Carol Price, whose father’s death was the catalyst for creating Eisenhower Medical Center, says she and her husband, Charlie, were “proud to accept the mantle [from the hospital’s early supporters] to help Eisenhower become a true state-of-the-art medical center.” Alluding to her own experience, she adds, “Our lives and our families’ lives depend on it.”

“Eisenhower really wouldn’t be anything close to what it is today if it weren’t for the commitment to philanthropy that the board and community have had,” Serfling emphasizes. “We would have had to make a lot of compromises in our quest to do it right if we didn’t have that support.”

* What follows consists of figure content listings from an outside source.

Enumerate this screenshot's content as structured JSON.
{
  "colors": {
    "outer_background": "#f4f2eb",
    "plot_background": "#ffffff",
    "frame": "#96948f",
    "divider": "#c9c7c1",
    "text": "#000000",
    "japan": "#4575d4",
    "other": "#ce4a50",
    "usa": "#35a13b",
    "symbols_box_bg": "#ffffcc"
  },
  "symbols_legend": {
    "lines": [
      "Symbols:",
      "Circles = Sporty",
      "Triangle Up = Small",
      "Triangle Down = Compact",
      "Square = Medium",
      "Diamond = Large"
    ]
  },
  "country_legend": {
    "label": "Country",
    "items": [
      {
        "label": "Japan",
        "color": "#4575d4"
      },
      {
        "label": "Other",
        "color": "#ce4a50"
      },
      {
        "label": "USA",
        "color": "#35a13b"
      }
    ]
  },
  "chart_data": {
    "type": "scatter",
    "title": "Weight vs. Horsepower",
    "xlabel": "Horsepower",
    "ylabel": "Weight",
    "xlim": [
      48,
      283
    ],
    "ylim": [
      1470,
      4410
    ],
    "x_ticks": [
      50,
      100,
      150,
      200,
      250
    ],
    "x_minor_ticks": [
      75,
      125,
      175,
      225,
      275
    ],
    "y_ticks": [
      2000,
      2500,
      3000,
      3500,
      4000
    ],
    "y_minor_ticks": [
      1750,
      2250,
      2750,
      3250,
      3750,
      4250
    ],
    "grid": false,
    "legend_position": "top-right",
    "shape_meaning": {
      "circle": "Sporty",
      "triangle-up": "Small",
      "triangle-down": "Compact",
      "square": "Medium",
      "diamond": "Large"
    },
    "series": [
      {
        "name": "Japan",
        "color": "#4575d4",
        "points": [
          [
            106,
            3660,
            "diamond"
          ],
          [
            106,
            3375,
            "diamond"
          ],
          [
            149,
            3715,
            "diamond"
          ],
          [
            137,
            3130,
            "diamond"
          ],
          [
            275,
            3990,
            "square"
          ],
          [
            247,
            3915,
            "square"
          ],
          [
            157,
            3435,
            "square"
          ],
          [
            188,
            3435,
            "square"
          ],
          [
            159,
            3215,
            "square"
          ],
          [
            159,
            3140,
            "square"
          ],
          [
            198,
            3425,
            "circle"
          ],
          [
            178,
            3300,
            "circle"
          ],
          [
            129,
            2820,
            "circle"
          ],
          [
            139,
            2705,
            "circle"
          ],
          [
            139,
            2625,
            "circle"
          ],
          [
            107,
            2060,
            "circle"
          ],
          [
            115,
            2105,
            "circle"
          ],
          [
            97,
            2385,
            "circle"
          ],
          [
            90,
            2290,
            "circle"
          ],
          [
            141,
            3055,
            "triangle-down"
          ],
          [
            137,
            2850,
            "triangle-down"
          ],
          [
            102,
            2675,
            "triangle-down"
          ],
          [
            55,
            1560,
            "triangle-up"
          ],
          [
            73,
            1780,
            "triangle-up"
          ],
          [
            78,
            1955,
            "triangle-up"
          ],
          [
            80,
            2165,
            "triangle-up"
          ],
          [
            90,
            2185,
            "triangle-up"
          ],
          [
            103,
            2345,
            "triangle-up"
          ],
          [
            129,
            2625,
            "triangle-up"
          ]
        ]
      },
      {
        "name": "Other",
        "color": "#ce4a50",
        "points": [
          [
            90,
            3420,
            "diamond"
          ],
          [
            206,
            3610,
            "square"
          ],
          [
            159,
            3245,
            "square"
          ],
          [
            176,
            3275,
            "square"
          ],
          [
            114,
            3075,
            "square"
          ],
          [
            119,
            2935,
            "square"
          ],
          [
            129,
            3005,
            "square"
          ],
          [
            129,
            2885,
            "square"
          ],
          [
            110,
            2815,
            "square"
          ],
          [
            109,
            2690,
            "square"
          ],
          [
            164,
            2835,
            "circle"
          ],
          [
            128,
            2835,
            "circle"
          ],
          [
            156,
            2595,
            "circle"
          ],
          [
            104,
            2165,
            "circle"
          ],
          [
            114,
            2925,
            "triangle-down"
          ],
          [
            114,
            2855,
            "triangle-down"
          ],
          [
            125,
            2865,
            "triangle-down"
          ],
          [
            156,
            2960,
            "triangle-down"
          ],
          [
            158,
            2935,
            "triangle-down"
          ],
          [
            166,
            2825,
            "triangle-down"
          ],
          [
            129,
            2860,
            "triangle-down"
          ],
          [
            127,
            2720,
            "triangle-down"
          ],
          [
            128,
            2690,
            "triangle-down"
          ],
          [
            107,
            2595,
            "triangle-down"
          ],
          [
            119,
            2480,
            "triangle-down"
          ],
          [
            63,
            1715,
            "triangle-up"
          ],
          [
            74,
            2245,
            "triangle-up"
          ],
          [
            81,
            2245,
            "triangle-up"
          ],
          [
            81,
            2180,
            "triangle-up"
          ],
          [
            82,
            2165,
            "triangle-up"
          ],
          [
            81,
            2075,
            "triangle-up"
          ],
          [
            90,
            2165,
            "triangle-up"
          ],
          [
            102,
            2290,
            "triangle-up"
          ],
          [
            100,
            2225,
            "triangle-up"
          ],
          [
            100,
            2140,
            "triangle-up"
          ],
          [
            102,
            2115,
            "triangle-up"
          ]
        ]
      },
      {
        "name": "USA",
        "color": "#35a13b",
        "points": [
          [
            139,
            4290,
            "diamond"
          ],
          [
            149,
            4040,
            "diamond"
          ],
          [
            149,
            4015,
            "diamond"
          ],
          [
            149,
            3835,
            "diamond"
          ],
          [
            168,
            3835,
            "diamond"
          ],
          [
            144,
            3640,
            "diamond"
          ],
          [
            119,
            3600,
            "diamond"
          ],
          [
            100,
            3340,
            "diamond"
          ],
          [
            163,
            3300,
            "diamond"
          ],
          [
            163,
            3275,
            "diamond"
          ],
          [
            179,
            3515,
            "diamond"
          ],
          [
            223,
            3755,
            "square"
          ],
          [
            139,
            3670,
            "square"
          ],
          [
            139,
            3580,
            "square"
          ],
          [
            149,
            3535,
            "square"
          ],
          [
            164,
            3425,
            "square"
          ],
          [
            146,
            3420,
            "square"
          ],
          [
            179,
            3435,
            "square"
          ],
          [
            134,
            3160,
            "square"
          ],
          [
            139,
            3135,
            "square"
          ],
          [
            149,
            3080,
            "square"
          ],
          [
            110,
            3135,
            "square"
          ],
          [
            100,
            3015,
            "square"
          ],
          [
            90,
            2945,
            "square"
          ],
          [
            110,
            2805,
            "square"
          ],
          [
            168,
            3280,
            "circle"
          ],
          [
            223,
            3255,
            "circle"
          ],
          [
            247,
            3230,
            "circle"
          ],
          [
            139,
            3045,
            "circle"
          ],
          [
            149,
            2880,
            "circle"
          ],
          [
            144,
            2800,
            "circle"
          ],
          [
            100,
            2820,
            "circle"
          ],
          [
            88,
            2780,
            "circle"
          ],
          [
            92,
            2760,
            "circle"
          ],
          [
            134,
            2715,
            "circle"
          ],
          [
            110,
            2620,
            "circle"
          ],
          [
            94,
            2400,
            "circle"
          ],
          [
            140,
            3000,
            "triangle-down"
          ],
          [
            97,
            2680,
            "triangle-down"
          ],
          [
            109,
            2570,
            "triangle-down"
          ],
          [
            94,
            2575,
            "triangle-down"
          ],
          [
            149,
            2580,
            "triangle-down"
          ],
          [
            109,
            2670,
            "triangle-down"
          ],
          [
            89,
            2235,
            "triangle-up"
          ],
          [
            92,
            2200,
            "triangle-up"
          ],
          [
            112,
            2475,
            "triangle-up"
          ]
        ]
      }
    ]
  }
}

“This legacy of philanthropy is in the fabric of who we are, and we really do feel blessed,” Landes notes. “In this era of hospital mergers and consolidations, we wouldn’t retain our independence without it. With our donors’ support, we have some control over our destiny.

“We’re lucky,” he adds, referring to Eisenhower’s supporters then and now. “We can dream big dreams because of them — and see them come to fruition.”